E foi essa proximidade que a fotógrafa Taíse Cortês sentiu quando recebeu a bênção de Dom Angélico pela primeira vez.
“Eu participava de um retiro paroquial e ele celebraria a missa de encerramento. Ao chegar, cumprimentava cada uma das pessoas presentes. Eu estava grávida e quando me viu, cumprimentou-me, colocou as mãos sobre minha barriga, fez breve silêncio e falou: ‘Um dia, você diga ao seu filho que um velho bispo rezou por ele’. Ontem, oito anos depois, contei novamente ao meu filho sobre essa história. Emocionado, meu filho disse: ‘Agora é a minha vez de rezar por ele’.

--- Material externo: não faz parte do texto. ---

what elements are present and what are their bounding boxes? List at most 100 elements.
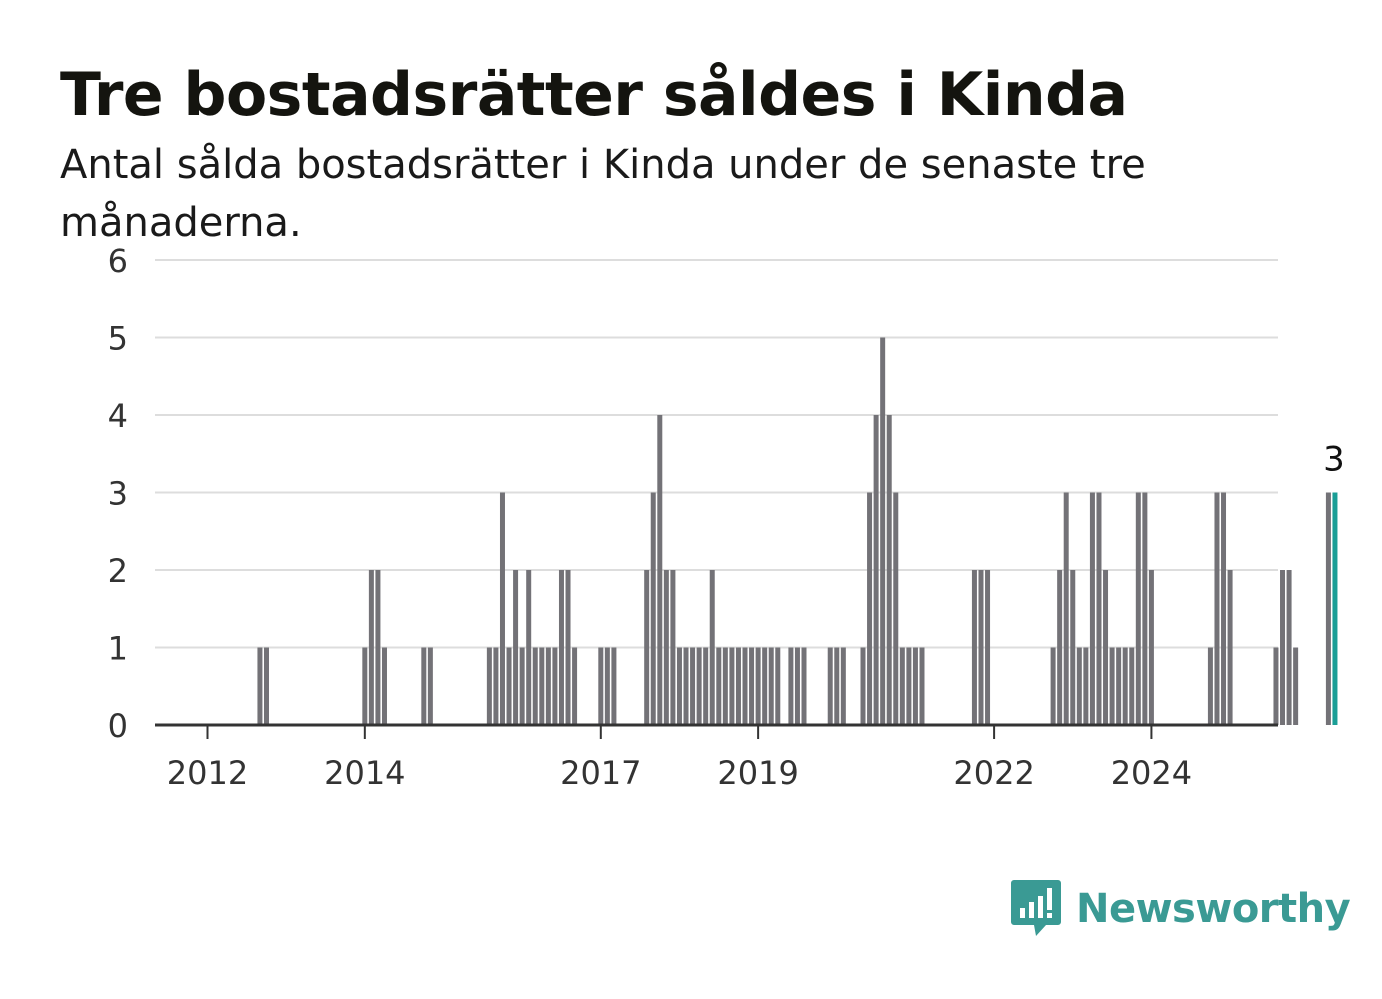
- bar: [565, 570, 571, 725]
- bar: [899, 647, 905, 725]
- bar: [1083, 647, 1089, 725]
- y-tick-label: 2: [108, 552, 128, 590]
- bar: [834, 647, 840, 725]
- x-axis: 2012 2014 2017 2019 2022 2024: [155, 723, 1278, 792]
- bar: [729, 647, 735, 725]
- bars: [257, 337, 1338, 725]
- bar: [644, 570, 650, 725]
- y-tick-label: 5: [108, 320, 128, 358]
- bar: [762, 647, 768, 725]
- x-tick-label: 2014: [324, 754, 405, 792]
- data-labels: 3: [1323, 440, 1345, 480]
- bar: [1214, 492, 1220, 725]
- bar: [1135, 492, 1141, 725]
- bar: [690, 647, 696, 725]
- highlight-bar: [1332, 492, 1338, 725]
- y-tick-label: 3: [108, 475, 128, 513]
- bar: [1089, 492, 1095, 725]
- brand-name: Newsworthy: [1076, 886, 1351, 932]
- bar: [1050, 647, 1056, 725]
- bar: [788, 647, 794, 725]
- bar: [683, 647, 689, 725]
- bar: [775, 647, 781, 725]
- bar: [735, 647, 741, 725]
- bar: [840, 647, 846, 725]
- bar: [1293, 647, 1299, 725]
- bar: [867, 492, 873, 725]
- bar: [545, 647, 551, 725]
- bar: [657, 415, 663, 725]
- bar: [375, 570, 381, 725]
- bar: [1280, 570, 1286, 725]
- bar: [873, 415, 879, 725]
- bar: [709, 570, 715, 725]
- bar: [716, 647, 722, 725]
- bar: [880, 337, 886, 725]
- bar: [486, 647, 492, 725]
- bar: [886, 415, 892, 725]
- bar: [1148, 570, 1154, 725]
- bar: [1116, 647, 1122, 725]
- bar: [670, 570, 676, 725]
- bar: [499, 492, 505, 725]
- bar: [1109, 647, 1115, 725]
- bar: [742, 647, 748, 725]
- bar: [1207, 647, 1213, 725]
- bar: [558, 570, 564, 725]
- bar: [1142, 492, 1148, 725]
- chart-title: Tre bostadsrätter såldes i Kinda: [60, 60, 1128, 130]
- newsworthy-logo-icon: [1011, 880, 1061, 936]
- bar: [506, 647, 512, 725]
- bar: [676, 647, 682, 725]
- y-tick-label: 6: [108, 242, 128, 280]
- bar: [368, 570, 374, 725]
- bar: [1076, 647, 1082, 725]
- bar: [978, 570, 984, 725]
- bar: [1057, 570, 1063, 725]
- bar: [971, 570, 977, 725]
- bar: [1070, 570, 1076, 725]
- x-tick-label: 2017: [560, 754, 641, 792]
- bar: [611, 647, 617, 725]
- bar: [604, 647, 610, 725]
- bar: [263, 647, 269, 725]
- bar: [827, 647, 833, 725]
- bar: [493, 647, 499, 725]
- bar: [1103, 570, 1109, 725]
- chart-subtitle: Antal sålda bostadsrätter i Kinda under …: [60, 142, 1146, 246]
- bar: [794, 647, 800, 725]
- bar: [572, 647, 578, 725]
- bar: [1227, 570, 1233, 725]
- bar: [362, 647, 368, 725]
- x-tick-label: 2022: [953, 754, 1034, 792]
- bar: [912, 647, 918, 725]
- bar: [703, 647, 709, 725]
- bar: [768, 647, 774, 725]
- bar: [257, 647, 263, 725]
- bar: [427, 647, 433, 725]
- grid-lines: [155, 259, 1278, 649]
- bar: [1063, 492, 1069, 725]
- bar: [893, 492, 899, 725]
- x-tick-label: 2019: [717, 754, 798, 792]
- bar: [1221, 492, 1227, 725]
- bar: [381, 647, 387, 725]
- bar: [1325, 492, 1331, 725]
- bar: [919, 647, 925, 725]
- newsworthy-logo: Newsworthy: [1010, 878, 1351, 940]
- bar: [513, 570, 519, 725]
- bar: [1286, 570, 1292, 725]
- y-tick-label: 4: [108, 397, 128, 435]
- bar: [985, 570, 991, 725]
- bar: [1273, 647, 1279, 725]
- bar: [1129, 647, 1135, 725]
- bar: [532, 647, 538, 725]
- y-tick-label: 0: [108, 707, 128, 745]
- bar: [722, 647, 728, 725]
- bar: [539, 647, 545, 725]
- bar: [598, 647, 604, 725]
- y-tick-label: 1: [108, 630, 128, 668]
- bar: [552, 647, 558, 725]
- latest-value-label: 3: [1323, 440, 1345, 480]
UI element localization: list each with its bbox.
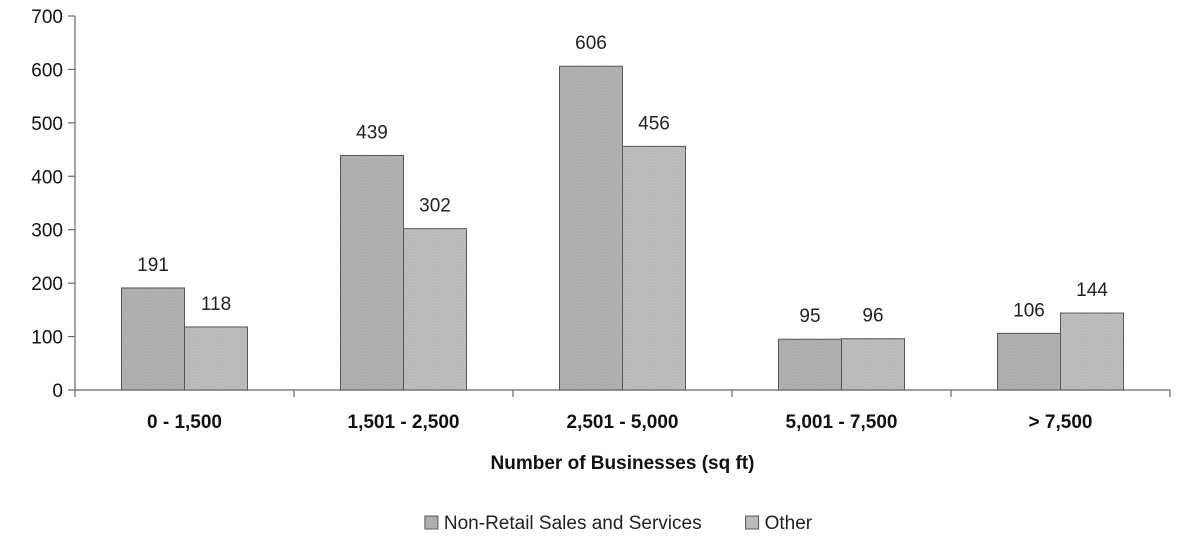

‘MUITO OBRIGADO, DOM ANGÉLICO’

A missa de corpo presente de Dom Angélico foi presidida pelo Cardeal Odilo Pedro Scherer, Arcebispo de São Paulo, tendo a Paróquia Nossa Senhora Aparecida repleta de pessoas com os quais Dom Angélico conviveu e dialogou, desde os mais simples até os com cargos públicos.
Dom Odilo ressaltou o testemunho da fé cristã que Dom Angélico difundiu ao longo da vida e seu especial amor e atenção aos mais pobres. Após os ritos da exéquias, Dom Carlos Silva puxou o coro do “Muito obrigado, Dom Angélico”, após o qual se seguiram minutos de efusivas palmas.
Na tarde da quinta-feira, 17 de abril, o corpo de Dom Angélico foi sepultado na Catedral de Blumenau (SC).